Whether the child has the capacity to consent depends upon the age,
ability, experience, education, training, and degree of maturity or
judgment obtained by the child, as well as upon the conduct and
demeanor of the child at the time of the procedure or treatment. The
factual determination would also involve whether the minor has the
capacity to appreciate the nature, risks, and consequences of the
medical procedure to be performed, or the treatment to be administered
or withheld.
Belcher, 422 S.E.2d at 838.
Finally, Appellants bring the case of In re E.G., a Minor, 133 Ill.2d 98, 139 Ill.Dec. 810, 549 N.E.2d 322 (1989), to our attention. The Supreme Court of Illinois held there that
[t]he common law right to control one's health care was also the basis
for the right of an incompetent patient to refuse life-sustaining
treatment through a surrogate.... We see no reason why this right of
dominion over one's own person should not extend to mature minors.

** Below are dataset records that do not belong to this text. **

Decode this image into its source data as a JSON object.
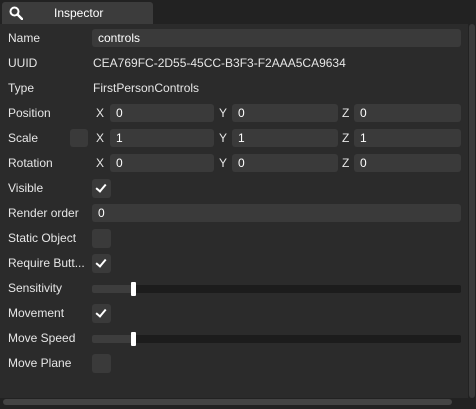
{
  "tab": {
    "label": "Inspector",
    "icon": "search-icon"
  },
  "name": {
    "label": "Name",
    "value": "controls"
  },
  "uuid": {
    "label": "UUID",
    "value": "CEA769FC-2D55-45CC-B3F3-F2AAA5CA9634"
  },
  "type": {
    "label": "Type",
    "value": "FirstPersonControls"
  },
  "axes": {
    "x": "X",
    "y": "Y",
    "z": "Z"
  },
  "position": {
    "label": "Position",
    "x": "0",
    "y": "0",
    "z": "0"
  },
  "scale": {
    "label": "Scale",
    "x": "1",
    "y": "1",
    "z": "1"
  },
  "rotation": {
    "label": "Rotation",
    "x": "0",
    "y": "0",
    "z": "0"
  },
  "visible": {
    "label": "Visible",
    "checked": true
  },
  "render_order": {
    "label": "Render order",
    "value": "0"
  },
  "static_object": {
    "label": "Static Object",
    "checked": false
  },
  "require_button": {
    "label": "Require Butt...",
    "checked": true
  },
  "sensitivity": {
    "label": "Sensitivity",
    "level": 0.11
  },
  "movement": {
    "label": "Movement",
    "checked": true
  },
  "move_speed": {
    "label": "Move Speed",
    "level": 0.11
  },
  "move_plane": {
    "label": "Move Plane",
    "checked": false
  },
  "colors": {
    "background": "#222222",
    "panel": "#2b2b2b",
    "field": "#3a3a3a",
    "text": "#e6e6e6"
  }
}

139 Ill.Dec. 810, 549 N.E.2d at 326. The rationale of the Illinois
court demonstrates the limitations of the doctrine. As the Illinois
court stated,
[t]he trial judge must determine whether a minor is mature enough to
make health care choices on her own. An exception to this, of course,
is if the legislature has provided otherwise, as in the Consent by
Minor to Medical Operations Act. We feel the intervention of a judge is appropriate for two reasons.
First, Illinois public policy values the sanctity of life. When a
minor's health and life are at stake, this policy becomes a critical
consideration. A minor may have a long and fruitful life ahead that an
immature, foolish decision could jeopardize. Consequently, when the
trial judge weighs the evidence in making a determination of whether a
minor is mature enough to handle a health care decision, he must find
proof of this maturity by clear and convincing evidence.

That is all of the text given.